Polls show very high percentages of women have negative and unfavorable views of Donald Trump. And many cite some of the things he’s been quoted as saying about women. Other millennial women delegates I’ve talked to say they’re worried about the ability to persuade other young women to vote GOP because of this. Are you concerned about that?
"I’m really focused on my race. What I can do about that is be an example and lead the way. As a millennial running for office, I want to inspire other women to get involved in the political process and make a difference and step up and run themselves.

"I was on an airplane sitting next to a 9-year-old little girl. She asked me what my job is and I said, 'Well, actually, I’m running for Congress.' Her eyes lit up and she said, 'That’s so cool — I want to be the youngest female president one day.' That’s also why I’m running. I’m running because I have very important issues that I want to represent. But I’m also running to lead the way and show other young women that they don’t need to wait their turn. If you see something wrong, you can stand up and make a difference."

About 78% of millennial women believe the outcome of this election will impact their life.

Refinery29's Vote Your Values Poll

Why do you think the Republican Party is the best for millennial women? The millennial women we polled overwhelmingly identify as Democrats or Independents.
“When we look at the Republican Party, we still haven’t done enough for winning the culture wars and winning the messaging. It shouldn’t be surprising that a young woman is running in the Republican Party. It shouldn’t be surprising when we see newer, younger demographics. Unfortunately, my party still needs to do a better job [at] grabbing the bull by its horns and reaching out to younger people. That’s what I’m trying to do.

"It’s important, particularly because women suffer the most when government dysfunction creates a bad economy, when government programs can’t do their jobs. Women have the most at stake…Women are often the ones to suffer more and have hours cut when the economy lags. I think that all issues are women’s issues, and particularly the future of the economy is going to greatly impact women. I want to make sure that young women have the best economic opportunities that they possibly can."

About 20% of Congress is female right now. What can we do to encourage more women to run?
“I don’t know if there’s one good across-the-board answer, to be honest with you. I think it’s going to be a process of supporting other women, of helping along these candidates, or helping to recruit candidates. There’s been some research done that shows that women are not socialized to be candidates, that they don’t grow up thinking of politics as a career path for them. That’s something that may not change overnight, but I think people are working very hard to do that.

"It’s going to change. I hope it happens sooner rather than later. There is value in having equal representation for females because we approach problems differently, and we have both perspectives equally represented. And they’re not right now, particularly conservative women.”

Who are your role models?
"This may be corny, but I’ve always looked up to my mother because she taught me early on that I should never shirk at any opportunities.

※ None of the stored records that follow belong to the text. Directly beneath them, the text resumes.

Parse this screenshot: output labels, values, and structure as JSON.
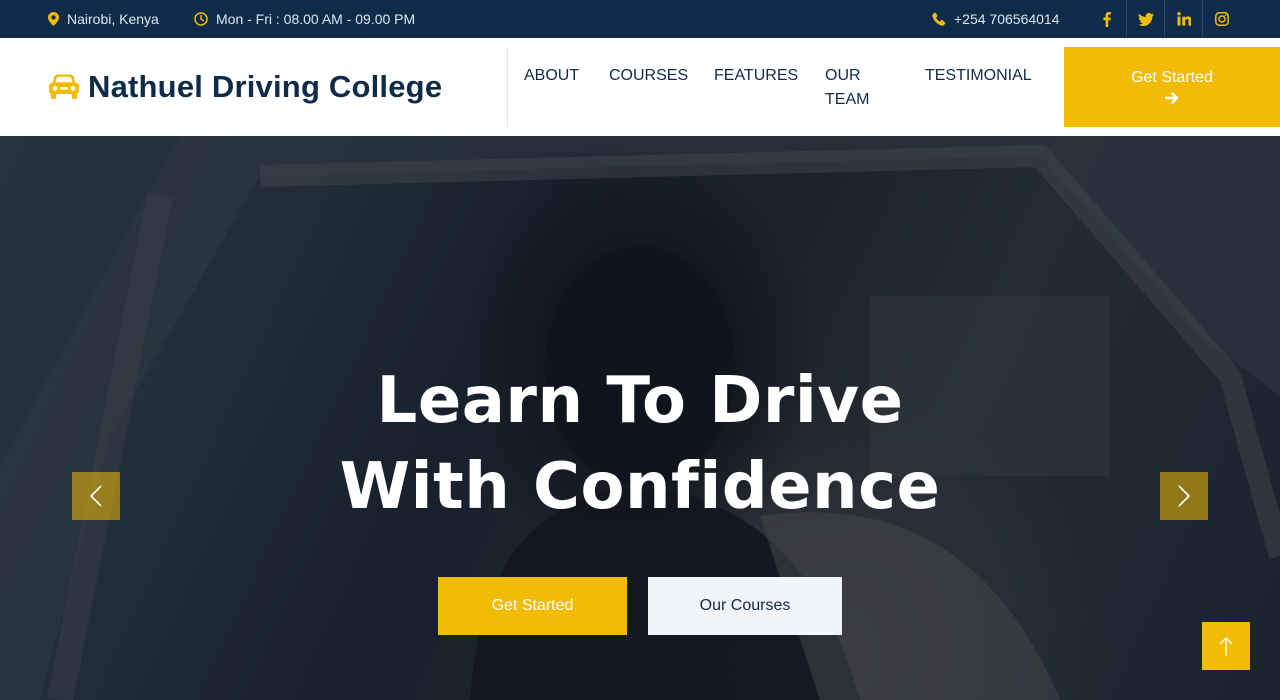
{
  "topbar": {
    "location": "Nairobi, Kenya",
    "hours": "Mon - Fri : 08.00 AM - 09.00 PM",
    "phone": "+254 706564014",
    "social_icons": [
      "facebook-icon",
      "twitter-icon",
      "linkedin-icon",
      "instagram-icon"
    ]
  },
  "brand": {
    "name": "Nathuel Driving College",
    "icon": "car-icon"
  },
  "nav": {
    "items": [
      {
        "label": "ABOUT"
      },
      {
        "label": "COURSES"
      },
      {
        "label": "FEATURES"
      },
      {
        "label": "OUR TEAM"
      },
      {
        "label": "TESTIMONIAL"
      }
    ],
    "cta_label": "Get Started"
  },
  "hero": {
    "line1": "Learn To Drive",
    "line2": "With Confidence",
    "primary_button": "Get Started",
    "secondary_button": "Our Courses"
  },
  "colors": {
    "navy": "#0f2b4a",
    "accent": "#f2bc05"
  }
}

"A couple of years ago, I was going out at a political event and I had dressed up and I was wearing my pearls. I was feeling really nice and I said something as I was walking out of the house [along the lines] of, ‘I think I look like a congressman’s wife!’ And my mom interrupted me and she said, ‘Excuse me, you look like a congresswoman.’ She’s worked as a teacher, she’s homeschooled four kids, so having that strong female role model in my life was very instrumental I think in building who I am and what I was willing to speak to."

What would it mean to you to be the youngest woman serving in Congress?
“It would be amazing to make history on behalf of the 1st District. Not only for my hometown — my family’s been in the county for nine generations, this district is who I am and where I come from. To be able to make history on behalf of this district would be incredible. To be able to do so as a Republican woman when Republican women are still fighting for representation, and still fighting for having our voices heard, whether in the media or in Congress itself, would be fantastic.”

This interview has been edited and condensed.